The recent cholera epidemic in Zimbabwe was due to interruptions in the water supply which resulted in a lack of clean drinking water. According to the World Health Organisation, over 60 000 people were infected and over 3 000 people died from the disease. The worst affected were people living in rural areas where access to clean running water is minimal or non-existent at the best of times. This crisis in Zimbabwe should highlight the importance of clean running water and water purification in South Africa. We take it for granted that the water delivered to our homes is fit for human consumption and are unaware of the processes involved in purifying the water.

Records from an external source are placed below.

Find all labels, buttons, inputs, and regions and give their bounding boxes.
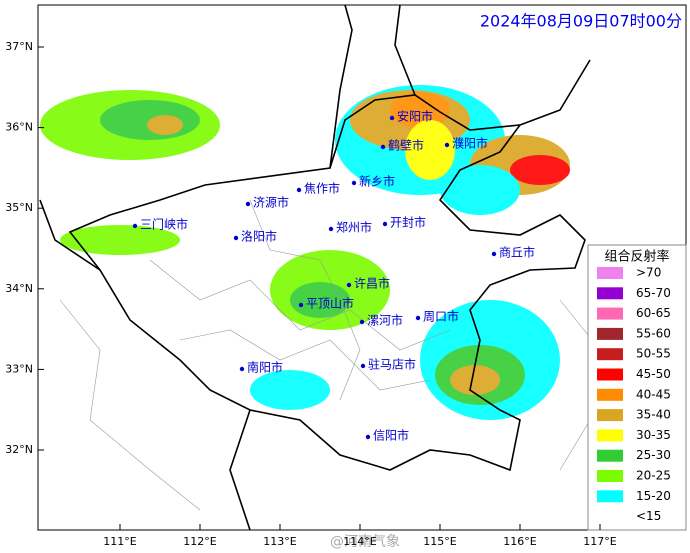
legend-label: 40-45 [636,387,671,401]
city-dot [233,235,239,241]
legend-label: 20-25 [636,469,671,483]
timestamp: 2024年08月09日07时00分 [480,12,682,31]
legend-title: 组合反射率 [604,249,669,265]
city-label: 新乡市 [359,174,395,189]
legend-swatch [597,307,623,320]
city-dot [444,142,450,148]
county-lines [59,199,601,511]
city-dot [415,315,421,321]
lon-label: 113°E [263,535,296,548]
lon-label: 112°E [183,535,216,548]
watermark: @河南气象 [330,534,400,550]
legend: 组合反射率 >70 65-70 60-65 55-60 50-55 45-50 40-45 3… [587,244,687,531]
city-label: 郑州市 [336,220,372,235]
lon-label: 117°E [583,535,616,548]
legend-swatch [597,368,623,381]
city-label: 周口市 [423,309,459,324]
city-label: 洛阳市 [241,229,277,244]
city-dot [239,366,245,372]
city-label: 商丘市 [499,245,535,260]
city-label: 安阳市 [397,109,433,124]
lat-label: 33°N [5,362,33,375]
legend-label: 35-40 [636,408,671,422]
city-label: 三门峡市 [140,217,188,232]
city-dot [380,144,386,150]
city-dot [346,282,352,288]
lon-label: 111°E [103,535,136,548]
city-label: 驻马店市 [368,357,416,372]
legend-swatch [597,267,623,279]
lon-label: 116°E [503,535,536,548]
city-dot [382,221,388,227]
legend-swatch [597,388,623,401]
city-label: 济源市 [253,195,289,210]
city-dot [296,187,302,193]
city-dot [245,201,251,207]
legend-swatch [597,429,623,442]
legend-swatch [597,409,623,422]
city-label: 南阳市 [247,360,283,375]
lat-label: 36°N [5,121,33,134]
city-dot [132,223,138,229]
lat-label: 34°N [5,282,33,295]
legend-swatch [597,327,623,340]
legend-swatch [597,510,623,523]
legend-swatch [597,470,623,482]
legend-label: 45-50 [636,367,671,381]
legend-label: 25-30 [636,448,671,462]
legend-swatch [597,287,623,300]
legend-label: 65-70 [636,286,671,300]
city-dot [359,319,365,325]
legend-label: 60-65 [636,306,671,320]
city-dot [298,302,304,308]
city-label: 信阳市 [373,428,409,443]
city-label: 焦作市 [304,181,340,196]
legend-label: 50-55 [636,347,671,361]
radar-echoes [40,85,570,420]
lat-label: 35°N [5,201,33,214]
city-dot [365,434,371,440]
legend-label: >70 [636,266,661,280]
city-label: 许昌市 [354,276,390,291]
lat-label: 32°N [5,443,33,456]
legend-label: 30-35 [636,428,671,442]
city-label: 平顶山市 [306,296,354,311]
legend-label: <15 [636,509,661,523]
lon-label: 114°E [343,535,376,548]
city-label: 濮阳市 [452,136,488,151]
province-borders [39,4,591,531]
city-dot [491,251,497,257]
city-label: 开封市 [390,215,426,230]
city-label: 漯河市 [367,313,403,328]
city-label: 鹤壁市 [388,138,424,153]
city-dot [389,115,395,121]
city-dot [351,180,357,186]
legend-swatch [597,449,623,462]
legend-swatch [597,490,623,503]
lon-label: 115°E [423,535,456,548]
legend-label: 15-20 [636,489,671,503]
lat-label: 37°N [5,40,33,53]
legend-swatch [597,348,623,361]
city-dot [328,226,334,232]
legend-label: 55-60 [636,326,671,340]
city-dot [360,363,366,369]
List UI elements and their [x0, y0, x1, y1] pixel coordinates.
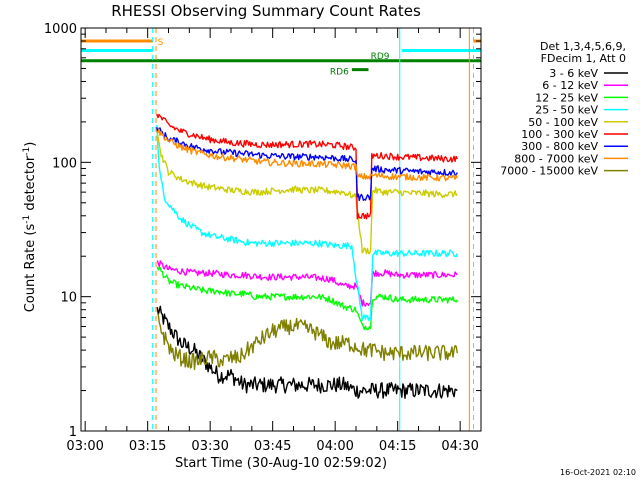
chart-title: RHESSI Observing Summary Count Rates [111, 2, 421, 20]
plot-clip-group [81, 28, 481, 431]
legend-label: 7000 - 15000 keV [500, 165, 598, 178]
axes: 1 10 100 1000 03:00 03:15 03:30 03:45 04:00 04:15… [44, 22, 482, 454]
series-line [156, 113, 458, 220]
state-bar-label: S [158, 38, 164, 48]
series-line [156, 127, 458, 202]
legend-label: 50 - 100 keV [528, 116, 598, 129]
legend-label: 300 - 800 keV [521, 140, 598, 153]
y-axis-label: Count Rate (s-1 detector-1) [22, 142, 38, 313]
y-axis-label-part: -1 [22, 147, 32, 156]
axes-frame [80, 27, 482, 432]
legend: Det 1,3,4,5,6,9,FDecim 1, Att 0 3 - 6 keV… [500, 40, 628, 178]
legend-label: 3 - 6 keV [549, 67, 598, 80]
y-axis-label-part: -1 [22, 215, 32, 224]
x-tick-label: 03:30 [191, 439, 228, 454]
y-tick-label: 1000 [44, 22, 77, 37]
state-bar-label: RD6 [330, 68, 349, 78]
legend-header: Det 1,3,4,5,6,9, [540, 40, 626, 53]
x-tick-label: 04:15 [379, 439, 416, 454]
legend-label: 25 - 50 keV [535, 104, 598, 117]
state-bar-label: RD9 [371, 52, 390, 62]
series-line [156, 128, 458, 182]
series-line [156, 127, 458, 255]
y-tick-label: 100 [52, 156, 77, 171]
x-tick-label: 03:00 [66, 439, 103, 454]
legend-header: FDecim 1, Att 0 [541, 52, 626, 65]
x-tick-label: 04:30 [441, 439, 478, 454]
y-axis-label-part: detector [23, 155, 38, 215]
y-tick-label: 10 [60, 291, 77, 306]
plot-area: S RD9 RD6 [81, 28, 481, 431]
series-line [156, 266, 458, 331]
x-tick-label: 03:45 [254, 439, 291, 454]
series-line [156, 124, 458, 321]
legend-label: 6 - 12 keV [542, 79, 598, 92]
footer-timestamp: 16-Oct-2021 02:10 [560, 468, 636, 477]
legend-label: 800 - 7000 keV [514, 152, 598, 165]
y-tick-label: 1 [69, 425, 77, 440]
series-line [156, 260, 458, 307]
legend-label: 100 - 300 keV [521, 128, 598, 141]
series-line [157, 313, 458, 370]
y-axis-label-part: Count Rate (s [23, 224, 38, 313]
x-tick-label: 04:00 [316, 439, 353, 454]
y-axis-label-part: ) [23, 142, 38, 147]
x-axis-label: Start Time (30-Aug-10 02:59:02) [175, 456, 387, 471]
legend-label: 12 - 25 keV [535, 91, 598, 104]
x-tick-label: 03:15 [129, 439, 166, 454]
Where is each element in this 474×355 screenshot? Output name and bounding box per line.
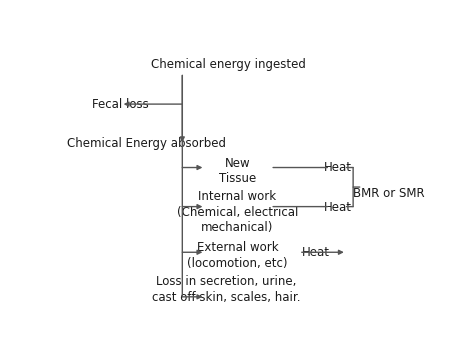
Text: Fecal loss: Fecal loss (92, 98, 149, 111)
Text: BMR or SMR: BMR or SMR (353, 187, 425, 200)
Text: Heat: Heat (324, 161, 352, 174)
Text: Internal work
(Chemical, electrical
mechanical): Internal work (Chemical, electrical mech… (177, 190, 298, 234)
Text: Chemical Energy absorbed: Chemical Energy absorbed (66, 137, 226, 150)
Text: Loss in secretion, urine,
cast off skin, scales, hair.: Loss in secretion, urine, cast off skin,… (152, 275, 301, 304)
Text: Chemical energy ingested: Chemical energy ingested (151, 58, 306, 71)
Text: External work
(locomotion, etc): External work (locomotion, etc) (187, 241, 288, 269)
Text: Heat: Heat (324, 201, 352, 214)
Text: Heat: Heat (301, 246, 330, 259)
Text: New
Tissue: New Tissue (219, 157, 256, 185)
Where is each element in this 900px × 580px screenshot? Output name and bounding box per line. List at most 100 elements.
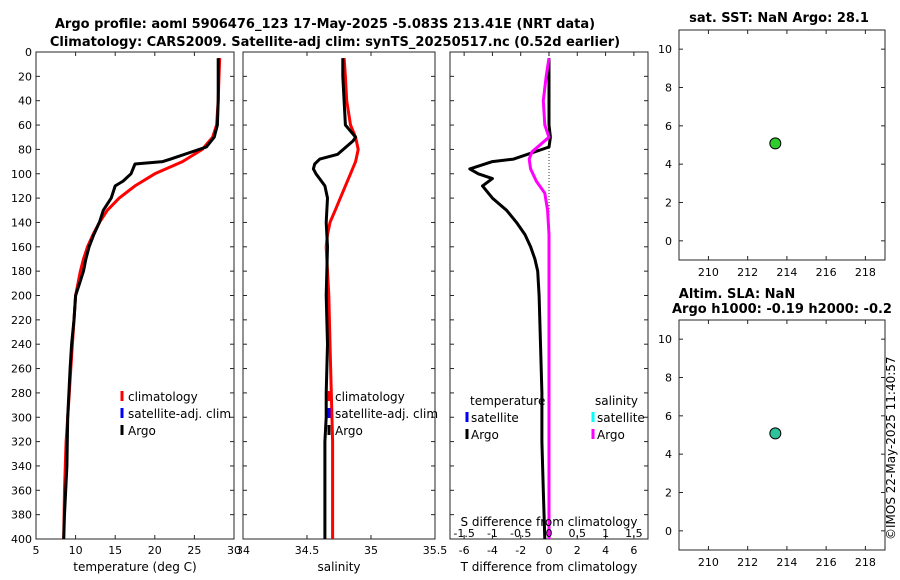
sst-xtick-label: 212 <box>737 266 758 279</box>
temp-ytick-label: 140 <box>11 216 32 229</box>
temp-xtick-label: 20 <box>148 544 162 557</box>
temp-ytick-label: 80 <box>18 143 32 156</box>
temp-ytick-label: 120 <box>11 192 32 205</box>
diff-s-tick-label: -1 <box>487 527 498 540</box>
sla-ytick-label: 8 <box>665 372 672 385</box>
sst-ytick-label: 8 <box>665 82 672 95</box>
diff-legend-title-salinity: salinity <box>595 394 638 408</box>
temp-ytick-label: 240 <box>11 338 32 351</box>
temp-xtick-label: 5 <box>33 544 40 557</box>
temp-xtick-label: 30 <box>227 544 241 557</box>
diff-s-tick-label: 0 <box>546 527 553 540</box>
diff-legend-s-label: satellite <box>597 411 645 425</box>
sla-xtick-label: 214 <box>776 556 797 569</box>
temp-ytick-label: 360 <box>11 484 32 497</box>
temp-xtick-label: 10 <box>69 544 83 557</box>
sla-axes-box <box>678 319 886 551</box>
sst-point-marker <box>769 137 782 150</box>
figure-title-line1: Argo profile: aoml 5906476_123 17-May-20… <box>55 17 595 32</box>
diff-legend-title-temperature: temperature <box>470 394 545 408</box>
diff-xtick-label: 2 <box>574 544 581 557</box>
diff-s-tick-label: -1.5 <box>453 527 474 540</box>
diff-xtick-label: 6 <box>630 544 637 557</box>
sal-series-climatology <box>324 57 360 539</box>
temp-ytick-label: 160 <box>11 241 32 254</box>
diff-legend-s-label: Argo <box>597 428 625 442</box>
sal-xtick-label: 34.5 <box>295 544 320 557</box>
temp-ytick-label: 380 <box>11 509 32 522</box>
temp-ytick-label: 260 <box>11 363 32 376</box>
temp-ytick-label: 340 <box>11 460 32 473</box>
sal-series-argo <box>311 58 358 539</box>
sal-legend-label: satellite-adj. clim <box>335 407 438 421</box>
diff-s-tick-label: 1.5 <box>625 527 643 540</box>
sst-ytick-label: 4 <box>665 158 672 171</box>
diff-xtick-label: -2 <box>515 544 526 557</box>
temp-ytick-label: 300 <box>11 411 32 424</box>
sla-ytick-label: 0 <box>665 525 672 538</box>
diff-s-tick-label: 1 <box>602 527 609 540</box>
diff-xtick-label: 4 <box>602 544 609 557</box>
sla-ytick-label: 4 <box>665 448 672 461</box>
diff-xtick-label: 0 <box>546 544 553 557</box>
diff-xtick-label: -6 <box>459 544 470 557</box>
temp-ytick-label: 60 <box>18 119 32 132</box>
temp-ytick-label: 200 <box>11 290 32 303</box>
temp-ytick-label: 320 <box>11 436 32 449</box>
sla-title: Altim. SLA: NaN <box>679 287 795 302</box>
sst-ytick-label: 2 <box>665 197 672 210</box>
sst-ytick-label: 10 <box>658 43 672 56</box>
sal-axes-box <box>242 51 436 540</box>
sla-ytick-label: 2 <box>665 487 672 500</box>
sla-ytick-label: 10 <box>658 333 672 346</box>
temp-xtick-label: 15 <box>108 544 122 557</box>
temp-ytick-label: 180 <box>11 265 32 278</box>
temp-legend-label: Argo <box>128 424 156 438</box>
temp-ytick-label: 100 <box>11 168 32 181</box>
temp-xlabel: temperature (deg C) <box>73 560 196 574</box>
sal-xlabel: salinity <box>317 560 360 574</box>
sla-xtick-label: 210 <box>698 556 719 569</box>
sla-xtick-label: 216 <box>816 556 837 569</box>
sst-ytick-label: 0 <box>665 235 672 248</box>
sal-xtick-label: 35 <box>364 544 378 557</box>
diff-s-tick-label: 0.5 <box>569 527 587 540</box>
diff-xlabel: T difference from climatology <box>460 560 638 574</box>
sal-xtick-label: 35.5 <box>423 544 448 557</box>
sal-legend-label: climatology <box>335 390 405 404</box>
diff-xtick-label: -4 <box>487 544 498 557</box>
sst-axes-box <box>678 29 886 261</box>
sst-ytick-label: 6 <box>665 120 672 133</box>
temp-ytick-label: 280 <box>11 387 32 400</box>
sla-ytick-label: 6 <box>665 410 672 423</box>
sst-xtick-label: 214 <box>776 266 797 279</box>
diff-s-axis-label: S difference from climatology <box>461 515 638 529</box>
sst-xtick-label: 216 <box>816 266 837 279</box>
sla-xtick-label: 218 <box>855 556 876 569</box>
diff-s-tick-label: -0.5 <box>510 527 531 540</box>
temp-ytick-label: 220 <box>11 314 32 327</box>
sst-xtick-label: 210 <box>698 266 719 279</box>
temp-ytick-label: 0 <box>25 46 32 59</box>
temp-series-climatology <box>62 58 222 540</box>
diff-legend-t-label: satellite <box>471 411 519 425</box>
difference-panel: -6 -4 -2 0 2 4 6 T difference from climatology S… <box>449 51 649 574</box>
sla-point-marker <box>769 427 782 440</box>
sla-subtitle: Argo h1000: -0.19 h2000: -0.2 <box>672 302 892 317</box>
temp-series-argo <box>62 58 220 540</box>
diff-series-s-argo <box>527 57 551 539</box>
sst-title: sat. SST: NaN Argo: 28.1 <box>689 11 869 26</box>
temp-xtick-label: 25 <box>187 544 201 557</box>
sal-legend-label: Argo <box>335 424 363 438</box>
diff-legend-t-label: Argo <box>471 428 499 442</box>
temperature-panel: 5 10 15 20 25 3002040608010012014016018020022… <box>11 46 241 574</box>
sst-xtick-label: 218 <box>855 266 876 279</box>
imos-timestamp: ©IMOS 22-May-2025 11:40:57 <box>884 356 898 540</box>
sla-map-panel: 210 212 214 216 218 0 2 4 6 8 10 Altim. SLA: NaNArg… <box>658 287 892 569</box>
temp-legend-label: satellite-adj. clim <box>128 407 231 421</box>
sal-xtick-label: 34 <box>236 544 250 557</box>
sla-xtick-label: 212 <box>737 556 758 569</box>
temp-ytick-label: 400 <box>11 533 32 546</box>
sst-map-panel: 210 212 214 216 218 0 2 4 6 8 10 sat. SST: NaN Argo… <box>658 11 886 279</box>
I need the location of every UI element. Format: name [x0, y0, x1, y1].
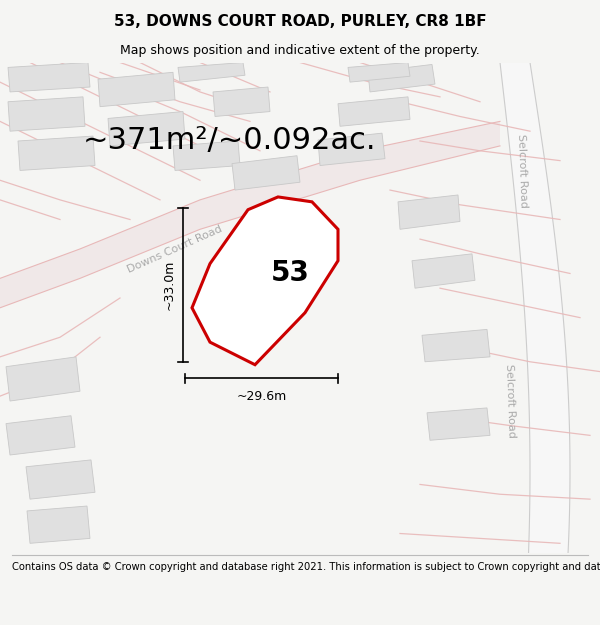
Polygon shape — [108, 111, 185, 146]
Text: Selcroft Road: Selcroft Road — [516, 133, 528, 208]
Polygon shape — [500, 62, 570, 553]
Polygon shape — [178, 62, 245, 82]
Polygon shape — [173, 141, 240, 171]
Text: 53, DOWNS COURT ROAD, PURLEY, CR8 1BF: 53, DOWNS COURT ROAD, PURLEY, CR8 1BF — [113, 14, 487, 29]
Text: 53: 53 — [271, 259, 310, 288]
Polygon shape — [18, 136, 95, 171]
Text: ~371m²/~0.092ac.: ~371m²/~0.092ac. — [83, 126, 377, 156]
Polygon shape — [318, 133, 385, 166]
Polygon shape — [232, 156, 300, 190]
Polygon shape — [338, 97, 410, 126]
Polygon shape — [398, 195, 460, 229]
Text: Contains OS data © Crown copyright and database right 2021. This information is : Contains OS data © Crown copyright and d… — [12, 562, 600, 572]
Polygon shape — [412, 254, 475, 288]
Polygon shape — [422, 329, 490, 362]
Polygon shape — [427, 408, 490, 440]
Polygon shape — [6, 416, 75, 455]
Polygon shape — [6, 357, 80, 401]
Text: ~33.0m: ~33.0m — [163, 259, 176, 310]
Polygon shape — [192, 197, 338, 365]
Polygon shape — [348, 62, 410, 82]
Polygon shape — [213, 87, 270, 116]
Polygon shape — [26, 460, 95, 499]
Polygon shape — [98, 72, 175, 107]
Polygon shape — [0, 121, 500, 308]
Text: Map shows position and indicative extent of the property.: Map shows position and indicative extent… — [120, 44, 480, 57]
Text: Selcroft Road: Selcroft Road — [504, 364, 516, 438]
Polygon shape — [8, 97, 85, 131]
Polygon shape — [27, 506, 90, 543]
Polygon shape — [8, 62, 90, 92]
Text: ~29.6m: ~29.6m — [236, 389, 287, 402]
Text: Downs Court Road: Downs Court Road — [126, 224, 224, 274]
Polygon shape — [368, 64, 435, 92]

The first step in the process is to eliminate any debris from the water by running the water through a series of filters. The water is then chemically treated to eliminate any viruses or harmful bacteria that may be present in the water. While it is important to remove these diseases from the water, it is equally important that the chemicals used are safe for human consumption and are only present at tolerable levels. Water is a limited resource and therefore water purification is necessary to provide re-usable but safe drinking water to the population through water treatment plants.
It is also important that the purified water not be contaminated en route to our taps. This means that the pipes delivering the water cannot have any leaks and must be non-corrosive. Although there have been many advances in technology to manufacture pipes that will deliver uncontaminated water, many of pipe systems in South Africa are outdated and in dire need of upgrading. We all need to pay more attention to our water supply and water purification systems to ensure that we do not end up with an epidemic on our hands.